Jadi, dalam konteks Islam di Nusantara, “Islam kota” model kesultanan Makassar, Banten, dan Aceh memang model “Islam Syariah”. Tapi dulu ya di era kerajaan. Sekarang kita sudah meninggalkan sistem kerajaan dalam ketatanegaraan kita.
Lagipula, dalam penjelasan Reid yang luas, model “Islam kota” itu tidak berlaku bagi kesultanan Mataram Sultan Agung dan mayoritas muslim di pedalaman/pedesaan dan muslim pesisir, baik di Jawa maupun luar Jawa. Mereka lebih senang mempratikkan apa yang disebut Ricklefs sebagai “sintesis mistik”.

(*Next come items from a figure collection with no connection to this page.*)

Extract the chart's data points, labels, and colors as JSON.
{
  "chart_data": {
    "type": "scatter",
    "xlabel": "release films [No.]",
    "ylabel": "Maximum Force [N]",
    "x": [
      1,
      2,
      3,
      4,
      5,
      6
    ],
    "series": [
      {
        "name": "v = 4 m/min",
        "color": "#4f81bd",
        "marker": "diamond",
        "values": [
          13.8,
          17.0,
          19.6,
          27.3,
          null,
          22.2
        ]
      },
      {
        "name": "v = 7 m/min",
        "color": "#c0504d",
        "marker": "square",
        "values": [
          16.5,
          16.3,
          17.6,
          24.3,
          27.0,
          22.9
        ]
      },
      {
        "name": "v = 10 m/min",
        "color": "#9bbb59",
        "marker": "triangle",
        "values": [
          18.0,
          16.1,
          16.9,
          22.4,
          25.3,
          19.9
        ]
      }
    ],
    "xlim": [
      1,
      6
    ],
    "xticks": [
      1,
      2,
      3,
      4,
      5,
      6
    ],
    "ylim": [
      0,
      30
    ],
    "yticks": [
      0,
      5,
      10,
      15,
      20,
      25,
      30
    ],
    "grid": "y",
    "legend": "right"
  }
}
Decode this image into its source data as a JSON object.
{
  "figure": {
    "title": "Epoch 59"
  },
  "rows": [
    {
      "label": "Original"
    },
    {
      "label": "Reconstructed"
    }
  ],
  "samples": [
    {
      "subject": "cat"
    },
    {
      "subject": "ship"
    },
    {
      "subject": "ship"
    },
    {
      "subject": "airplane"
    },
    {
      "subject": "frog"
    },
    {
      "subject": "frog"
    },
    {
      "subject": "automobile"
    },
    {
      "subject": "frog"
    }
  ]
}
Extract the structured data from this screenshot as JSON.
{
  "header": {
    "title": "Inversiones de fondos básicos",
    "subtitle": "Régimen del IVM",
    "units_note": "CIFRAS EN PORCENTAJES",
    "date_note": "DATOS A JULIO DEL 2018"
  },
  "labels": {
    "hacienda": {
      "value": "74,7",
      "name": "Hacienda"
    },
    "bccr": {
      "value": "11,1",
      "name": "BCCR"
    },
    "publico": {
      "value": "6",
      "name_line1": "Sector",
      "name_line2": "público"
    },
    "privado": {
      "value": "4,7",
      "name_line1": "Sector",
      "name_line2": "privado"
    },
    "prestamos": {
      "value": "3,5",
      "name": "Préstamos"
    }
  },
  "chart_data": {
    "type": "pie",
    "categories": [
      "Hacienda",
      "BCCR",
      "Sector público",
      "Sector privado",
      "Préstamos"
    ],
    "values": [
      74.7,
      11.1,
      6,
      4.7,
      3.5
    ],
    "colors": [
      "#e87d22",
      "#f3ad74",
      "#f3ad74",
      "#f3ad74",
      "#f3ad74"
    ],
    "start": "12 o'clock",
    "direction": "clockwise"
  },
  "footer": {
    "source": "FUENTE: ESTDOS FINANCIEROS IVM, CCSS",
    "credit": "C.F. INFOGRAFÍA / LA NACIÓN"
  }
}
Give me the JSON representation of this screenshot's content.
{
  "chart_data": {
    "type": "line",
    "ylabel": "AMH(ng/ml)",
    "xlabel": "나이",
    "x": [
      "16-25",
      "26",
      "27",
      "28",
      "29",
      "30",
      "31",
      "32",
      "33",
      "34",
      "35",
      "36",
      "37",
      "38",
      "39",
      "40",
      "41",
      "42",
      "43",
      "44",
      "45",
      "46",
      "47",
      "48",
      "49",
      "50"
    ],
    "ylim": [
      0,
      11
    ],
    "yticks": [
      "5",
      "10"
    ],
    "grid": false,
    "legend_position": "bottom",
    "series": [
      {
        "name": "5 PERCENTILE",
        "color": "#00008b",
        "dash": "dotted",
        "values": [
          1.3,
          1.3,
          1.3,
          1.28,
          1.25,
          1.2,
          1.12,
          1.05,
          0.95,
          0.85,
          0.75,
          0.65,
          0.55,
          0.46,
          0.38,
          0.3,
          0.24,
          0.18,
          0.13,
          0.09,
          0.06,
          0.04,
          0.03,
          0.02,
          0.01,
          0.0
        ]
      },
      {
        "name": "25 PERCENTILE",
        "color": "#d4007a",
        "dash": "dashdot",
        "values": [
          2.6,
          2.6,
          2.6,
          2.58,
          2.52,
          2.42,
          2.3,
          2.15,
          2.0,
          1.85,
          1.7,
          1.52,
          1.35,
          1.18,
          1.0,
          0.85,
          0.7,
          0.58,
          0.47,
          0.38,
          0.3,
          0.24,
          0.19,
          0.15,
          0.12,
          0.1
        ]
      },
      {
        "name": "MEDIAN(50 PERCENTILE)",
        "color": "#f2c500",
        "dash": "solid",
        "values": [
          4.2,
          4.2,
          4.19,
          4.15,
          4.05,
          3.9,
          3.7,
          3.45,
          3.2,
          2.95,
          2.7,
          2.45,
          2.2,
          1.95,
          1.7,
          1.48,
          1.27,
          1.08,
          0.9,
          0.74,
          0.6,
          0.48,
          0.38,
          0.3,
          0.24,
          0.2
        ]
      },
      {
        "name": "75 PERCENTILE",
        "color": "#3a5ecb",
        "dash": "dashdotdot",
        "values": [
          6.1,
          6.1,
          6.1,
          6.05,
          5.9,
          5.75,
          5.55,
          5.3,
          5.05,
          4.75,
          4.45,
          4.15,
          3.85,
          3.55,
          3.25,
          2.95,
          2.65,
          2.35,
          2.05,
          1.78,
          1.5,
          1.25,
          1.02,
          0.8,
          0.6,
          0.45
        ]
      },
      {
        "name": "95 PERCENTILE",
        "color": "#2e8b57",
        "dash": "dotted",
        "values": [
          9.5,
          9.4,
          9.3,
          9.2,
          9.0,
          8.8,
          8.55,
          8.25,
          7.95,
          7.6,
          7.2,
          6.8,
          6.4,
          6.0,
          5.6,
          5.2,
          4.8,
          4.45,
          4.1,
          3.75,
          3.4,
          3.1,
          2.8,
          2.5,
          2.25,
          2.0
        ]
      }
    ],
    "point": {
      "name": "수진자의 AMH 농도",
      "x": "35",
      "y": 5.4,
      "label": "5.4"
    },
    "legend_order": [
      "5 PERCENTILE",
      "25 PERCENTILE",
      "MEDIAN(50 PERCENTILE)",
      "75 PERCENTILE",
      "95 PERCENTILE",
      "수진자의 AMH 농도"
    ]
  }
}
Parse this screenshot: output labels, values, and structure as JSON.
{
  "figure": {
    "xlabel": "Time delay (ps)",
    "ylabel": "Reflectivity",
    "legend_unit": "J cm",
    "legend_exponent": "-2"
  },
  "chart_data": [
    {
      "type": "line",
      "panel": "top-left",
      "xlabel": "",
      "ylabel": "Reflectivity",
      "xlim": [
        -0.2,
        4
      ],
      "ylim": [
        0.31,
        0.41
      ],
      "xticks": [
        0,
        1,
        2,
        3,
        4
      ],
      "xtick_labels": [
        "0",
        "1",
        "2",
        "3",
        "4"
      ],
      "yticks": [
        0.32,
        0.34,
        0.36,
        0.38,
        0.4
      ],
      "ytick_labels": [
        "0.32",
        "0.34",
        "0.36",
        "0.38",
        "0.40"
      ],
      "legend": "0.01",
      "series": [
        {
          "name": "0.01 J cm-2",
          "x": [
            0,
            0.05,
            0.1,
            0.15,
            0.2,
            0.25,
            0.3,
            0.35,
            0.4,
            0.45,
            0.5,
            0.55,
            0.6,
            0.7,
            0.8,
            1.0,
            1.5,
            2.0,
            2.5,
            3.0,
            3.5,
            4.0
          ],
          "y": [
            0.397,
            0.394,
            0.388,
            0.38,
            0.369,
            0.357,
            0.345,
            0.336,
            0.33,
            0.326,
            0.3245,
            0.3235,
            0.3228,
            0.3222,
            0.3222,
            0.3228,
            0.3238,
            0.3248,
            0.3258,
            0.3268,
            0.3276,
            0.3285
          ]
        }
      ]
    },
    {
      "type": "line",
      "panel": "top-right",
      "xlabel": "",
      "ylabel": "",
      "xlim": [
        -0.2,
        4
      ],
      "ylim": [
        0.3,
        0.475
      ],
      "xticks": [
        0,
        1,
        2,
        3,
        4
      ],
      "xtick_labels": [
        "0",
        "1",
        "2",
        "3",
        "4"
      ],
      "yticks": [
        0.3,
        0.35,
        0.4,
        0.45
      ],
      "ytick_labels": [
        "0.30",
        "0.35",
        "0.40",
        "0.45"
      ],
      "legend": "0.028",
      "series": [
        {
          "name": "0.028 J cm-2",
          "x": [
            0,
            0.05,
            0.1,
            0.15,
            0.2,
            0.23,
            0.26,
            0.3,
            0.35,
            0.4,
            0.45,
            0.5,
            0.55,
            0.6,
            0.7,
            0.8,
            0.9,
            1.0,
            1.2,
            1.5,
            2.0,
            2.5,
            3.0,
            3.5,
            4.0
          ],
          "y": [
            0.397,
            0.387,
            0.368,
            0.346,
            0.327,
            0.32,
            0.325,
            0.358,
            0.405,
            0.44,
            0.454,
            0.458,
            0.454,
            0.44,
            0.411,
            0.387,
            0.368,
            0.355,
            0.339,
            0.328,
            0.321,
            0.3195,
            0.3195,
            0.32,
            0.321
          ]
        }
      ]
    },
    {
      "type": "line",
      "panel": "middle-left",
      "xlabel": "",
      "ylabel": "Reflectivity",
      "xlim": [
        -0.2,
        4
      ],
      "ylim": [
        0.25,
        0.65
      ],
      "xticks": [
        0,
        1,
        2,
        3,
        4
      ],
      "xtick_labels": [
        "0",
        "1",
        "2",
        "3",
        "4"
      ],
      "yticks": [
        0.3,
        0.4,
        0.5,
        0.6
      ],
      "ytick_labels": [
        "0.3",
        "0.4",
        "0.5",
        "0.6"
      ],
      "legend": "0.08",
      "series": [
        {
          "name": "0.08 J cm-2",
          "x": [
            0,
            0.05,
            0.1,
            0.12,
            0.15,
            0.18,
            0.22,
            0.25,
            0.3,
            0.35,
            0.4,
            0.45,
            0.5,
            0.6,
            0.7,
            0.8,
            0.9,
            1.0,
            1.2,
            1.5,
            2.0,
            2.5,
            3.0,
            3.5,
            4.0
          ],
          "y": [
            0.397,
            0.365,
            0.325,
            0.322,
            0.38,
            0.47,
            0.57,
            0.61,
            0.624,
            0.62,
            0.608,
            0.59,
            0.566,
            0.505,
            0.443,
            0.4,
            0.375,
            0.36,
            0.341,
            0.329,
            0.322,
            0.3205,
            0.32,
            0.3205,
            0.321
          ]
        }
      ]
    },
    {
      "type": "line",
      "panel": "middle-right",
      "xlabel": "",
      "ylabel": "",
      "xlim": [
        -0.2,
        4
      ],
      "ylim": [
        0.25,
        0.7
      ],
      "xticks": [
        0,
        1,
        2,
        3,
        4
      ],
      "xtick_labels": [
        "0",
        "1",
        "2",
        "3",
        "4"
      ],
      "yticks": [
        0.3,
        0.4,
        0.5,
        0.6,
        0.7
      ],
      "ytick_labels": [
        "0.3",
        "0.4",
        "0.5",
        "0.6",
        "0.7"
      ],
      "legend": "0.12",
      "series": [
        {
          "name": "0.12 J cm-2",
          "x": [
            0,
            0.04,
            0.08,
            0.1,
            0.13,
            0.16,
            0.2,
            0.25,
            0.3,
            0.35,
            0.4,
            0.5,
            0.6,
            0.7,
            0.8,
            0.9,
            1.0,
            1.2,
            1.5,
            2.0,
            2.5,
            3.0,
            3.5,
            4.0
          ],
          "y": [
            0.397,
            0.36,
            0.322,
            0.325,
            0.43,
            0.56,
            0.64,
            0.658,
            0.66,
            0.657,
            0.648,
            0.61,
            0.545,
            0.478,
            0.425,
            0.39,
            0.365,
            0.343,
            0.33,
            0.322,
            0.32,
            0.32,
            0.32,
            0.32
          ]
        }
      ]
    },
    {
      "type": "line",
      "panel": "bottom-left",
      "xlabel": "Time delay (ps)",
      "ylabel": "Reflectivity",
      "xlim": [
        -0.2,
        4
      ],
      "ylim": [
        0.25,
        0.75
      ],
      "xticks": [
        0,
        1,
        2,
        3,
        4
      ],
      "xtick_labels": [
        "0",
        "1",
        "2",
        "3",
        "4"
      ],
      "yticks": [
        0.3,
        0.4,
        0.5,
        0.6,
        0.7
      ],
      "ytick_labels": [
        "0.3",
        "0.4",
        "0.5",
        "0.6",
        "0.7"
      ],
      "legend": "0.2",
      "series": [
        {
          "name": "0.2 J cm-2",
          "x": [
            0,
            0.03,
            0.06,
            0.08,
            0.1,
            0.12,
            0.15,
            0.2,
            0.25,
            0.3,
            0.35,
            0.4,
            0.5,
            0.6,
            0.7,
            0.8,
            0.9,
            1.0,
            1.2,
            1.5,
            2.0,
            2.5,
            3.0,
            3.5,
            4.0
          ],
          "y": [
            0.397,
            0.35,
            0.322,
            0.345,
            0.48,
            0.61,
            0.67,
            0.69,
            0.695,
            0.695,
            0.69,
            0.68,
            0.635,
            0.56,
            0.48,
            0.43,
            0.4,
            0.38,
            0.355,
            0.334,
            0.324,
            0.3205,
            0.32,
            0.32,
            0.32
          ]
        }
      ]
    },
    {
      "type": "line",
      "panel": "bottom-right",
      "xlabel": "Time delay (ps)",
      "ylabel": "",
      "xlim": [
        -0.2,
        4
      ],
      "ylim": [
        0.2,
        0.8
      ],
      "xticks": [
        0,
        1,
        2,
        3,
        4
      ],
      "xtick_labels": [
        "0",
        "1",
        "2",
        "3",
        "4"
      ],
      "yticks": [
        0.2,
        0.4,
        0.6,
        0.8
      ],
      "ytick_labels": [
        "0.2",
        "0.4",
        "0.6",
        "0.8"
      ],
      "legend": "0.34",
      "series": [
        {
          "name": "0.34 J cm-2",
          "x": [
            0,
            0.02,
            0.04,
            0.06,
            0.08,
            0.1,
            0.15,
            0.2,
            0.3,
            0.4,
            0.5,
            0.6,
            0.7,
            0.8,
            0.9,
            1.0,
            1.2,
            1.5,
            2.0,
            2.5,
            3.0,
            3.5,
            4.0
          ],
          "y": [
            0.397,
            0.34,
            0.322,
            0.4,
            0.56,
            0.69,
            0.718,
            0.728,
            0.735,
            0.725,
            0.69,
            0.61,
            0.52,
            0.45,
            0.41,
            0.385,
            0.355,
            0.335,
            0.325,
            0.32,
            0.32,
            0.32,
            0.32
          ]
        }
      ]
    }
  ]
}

Selain “Islam istana” dan “Islam kota”, mungkin ada kategori ketiga, yakni “Islam desa” atau “Islam wong cilik” atau “Islam santai”: dulu Islam desa ini model keislamannya santai, guyub, rukun, saling tolong, empati, dan karena dekat dengan alam (sawah, hutan, sungai, pohon-pohon besar), Islam desa juga sinkretik, tapi tetap menjalankan rukun Islam.
Dulu waktu sekolah dasar, saya punya teman namanya “Yahudi” dipanggil “Udi”. “Islam kota” biasanya parno mendengar kata “Yahudi”. Tapi dengan santai saja, muslim di desa malah menjadikannya nama anak. Apa tidak santai “Islam desa” ini?
Teman SD yang lain namanya “Syariah”, dipanggil “I’ah”. Syariah saja jadi nama anak di desa, apa kurang syar’i “Islam desa”? Tapi ya tetep santai.
*Guru Besar Pemikiran Islam UIN Jakarta.